À mon avis, le débat ne porte pas sur découvrir si les infertiles souffrent réellement ou pas, et qu’ils méritent que l’État apaise cette souffrance. Même s’il était établi quelque part dans l’expertise médicale que l’infertilité est classée comme « maladie » (il me semble avoir déjà entendu un médecin dire que le corps médical ne reconnaissait pas l’infertilité comme une maladie), mais même si c’était le cas, la question se pose toujours : combien y mettons-nous d’argent pour la soigner? Serions-nous à ce point aveugles pour ne pas voir que toutes les maladies ne sont pas traitées sur le même pied d’égalité? Qu’elles ne bénéficient pas toutes des mêmes fonds de recherche? Les deniers publics poussent-ils dans les arbres? Plus j’y pense, plus je soupçonne les libéraux d’en faire pousser sur leurs terrains! Au même titre, on soulève souvent le malaise que nous avons comme société à soigner les gens atteints d’un cancer des poumons, et qui continuent de fumer. Certains pourraient même se servir de cet argument pour appuyer la procréation assistée. Grossière erreur de raisonnement (Philosophie 101) : l’autre exagère alors moi aussi j’ai le DROIT d’exagérer. Œil pour œil, dent pour dent. On s’en va où?!?
Ce malaise est simplement le fruit d’une conscience profonde qui nous habite : sur quelle base notre système de santé fonctionne-t-il? Soigner ou prévenir? Cela rejoint l’idée du financement public de la procréation assistée. Doit-on baser notre survie comme peuple, notre natalité, sur une politique d’État? Le monde à l’envers, l’État qui a mainmise sur la progéniture, sur le peuple (quel danger!), plutôt que la progéniture, le peuple qui s’autodétermine, qui guide l’État!!! Sommes-nous de fervents défenseurs de la démocratie, vraiment? Sommes-nous prévoyants, vigilants ou attendons-nous l’hémorragie? Ne devrait-on pas revoir notre conception de la vie?
D’un point de vue plus global, notre société se projette-t-elle au-delà de l’individu? Au-delà du résultat immédiat? Au-delà d’une génération? A-t-on une vision d’ensemble, une vision à long terme? J’aimerais qu’on arrête de démanteler une pensée collective pour satisfaire de petits groupes d’intérêts, qu’on arrête d’insulter les démunis à coups de millions donnés sans gêne à ceux qui en ont déjà. C’est maintenant« bar open » dans les coffres de l’État, pour les cliniques privées. J’ai honte qu’on applaudisse cette politique. Lisez, informez-vous, cessez d’être complaisants. J’aimerais qu’on fasse l’effort collectif de penser au-delà de nos intérêts personnels.

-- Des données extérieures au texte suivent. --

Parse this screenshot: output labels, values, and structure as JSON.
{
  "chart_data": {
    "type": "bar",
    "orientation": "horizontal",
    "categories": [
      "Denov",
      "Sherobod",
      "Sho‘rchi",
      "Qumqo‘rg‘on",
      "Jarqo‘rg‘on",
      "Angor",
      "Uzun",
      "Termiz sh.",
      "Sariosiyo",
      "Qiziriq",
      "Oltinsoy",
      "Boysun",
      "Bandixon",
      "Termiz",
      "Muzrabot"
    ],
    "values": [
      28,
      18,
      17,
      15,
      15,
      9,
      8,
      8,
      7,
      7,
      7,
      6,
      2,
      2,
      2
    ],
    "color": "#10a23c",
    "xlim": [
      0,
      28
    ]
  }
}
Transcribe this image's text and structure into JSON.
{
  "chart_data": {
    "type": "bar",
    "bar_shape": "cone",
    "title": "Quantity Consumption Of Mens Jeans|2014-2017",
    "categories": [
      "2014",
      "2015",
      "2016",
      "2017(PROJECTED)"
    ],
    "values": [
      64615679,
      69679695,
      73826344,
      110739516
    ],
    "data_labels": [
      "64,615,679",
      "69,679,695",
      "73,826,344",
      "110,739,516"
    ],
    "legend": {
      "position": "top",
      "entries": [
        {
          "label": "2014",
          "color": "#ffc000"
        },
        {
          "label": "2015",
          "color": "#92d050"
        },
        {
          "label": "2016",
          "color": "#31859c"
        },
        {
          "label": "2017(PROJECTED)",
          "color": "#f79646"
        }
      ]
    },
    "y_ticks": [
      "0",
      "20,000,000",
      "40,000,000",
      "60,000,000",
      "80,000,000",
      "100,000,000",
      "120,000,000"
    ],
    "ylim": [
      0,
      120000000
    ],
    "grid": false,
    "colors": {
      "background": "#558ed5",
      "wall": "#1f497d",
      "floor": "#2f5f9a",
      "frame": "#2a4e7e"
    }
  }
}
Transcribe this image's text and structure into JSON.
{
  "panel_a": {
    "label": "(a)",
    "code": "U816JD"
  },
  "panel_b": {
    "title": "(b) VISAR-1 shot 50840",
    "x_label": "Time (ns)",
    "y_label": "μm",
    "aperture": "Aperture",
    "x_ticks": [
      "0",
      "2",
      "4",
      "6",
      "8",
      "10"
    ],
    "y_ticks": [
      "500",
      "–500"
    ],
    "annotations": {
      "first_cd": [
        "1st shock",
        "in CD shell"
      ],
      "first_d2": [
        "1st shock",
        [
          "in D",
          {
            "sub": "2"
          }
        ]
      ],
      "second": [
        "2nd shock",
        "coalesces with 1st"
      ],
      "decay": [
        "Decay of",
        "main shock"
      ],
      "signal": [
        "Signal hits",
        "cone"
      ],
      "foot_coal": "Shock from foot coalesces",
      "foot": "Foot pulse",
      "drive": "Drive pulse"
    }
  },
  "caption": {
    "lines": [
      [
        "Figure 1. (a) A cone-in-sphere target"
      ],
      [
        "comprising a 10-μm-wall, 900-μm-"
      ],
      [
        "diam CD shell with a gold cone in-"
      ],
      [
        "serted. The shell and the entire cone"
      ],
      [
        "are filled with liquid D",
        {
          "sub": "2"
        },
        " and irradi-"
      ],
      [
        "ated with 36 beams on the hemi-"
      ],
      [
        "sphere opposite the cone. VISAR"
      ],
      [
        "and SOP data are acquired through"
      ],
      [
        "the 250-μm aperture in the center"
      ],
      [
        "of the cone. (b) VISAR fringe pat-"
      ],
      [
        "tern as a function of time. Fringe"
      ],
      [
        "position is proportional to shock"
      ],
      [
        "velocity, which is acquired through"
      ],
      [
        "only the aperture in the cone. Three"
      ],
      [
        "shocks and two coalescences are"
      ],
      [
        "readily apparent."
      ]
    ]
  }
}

J’en ai marre de ceux qui fuient la morale comme la peste…Effectivement, la morale c’est envahissant car ça fait partie de notre quotidien, qu’on le veuille ou non.
Brave New World, d’Aldous Huxley. Si l’État finance, ça lui donne un droit de regard aussi sur les progénitures. Promouvoir les bons gènes? Je pense qu’il est plausible, et triste, que certaines personnes ne puissent se reproduire probablement parce que certains facteurs génétiques ne doivent pas être transmis.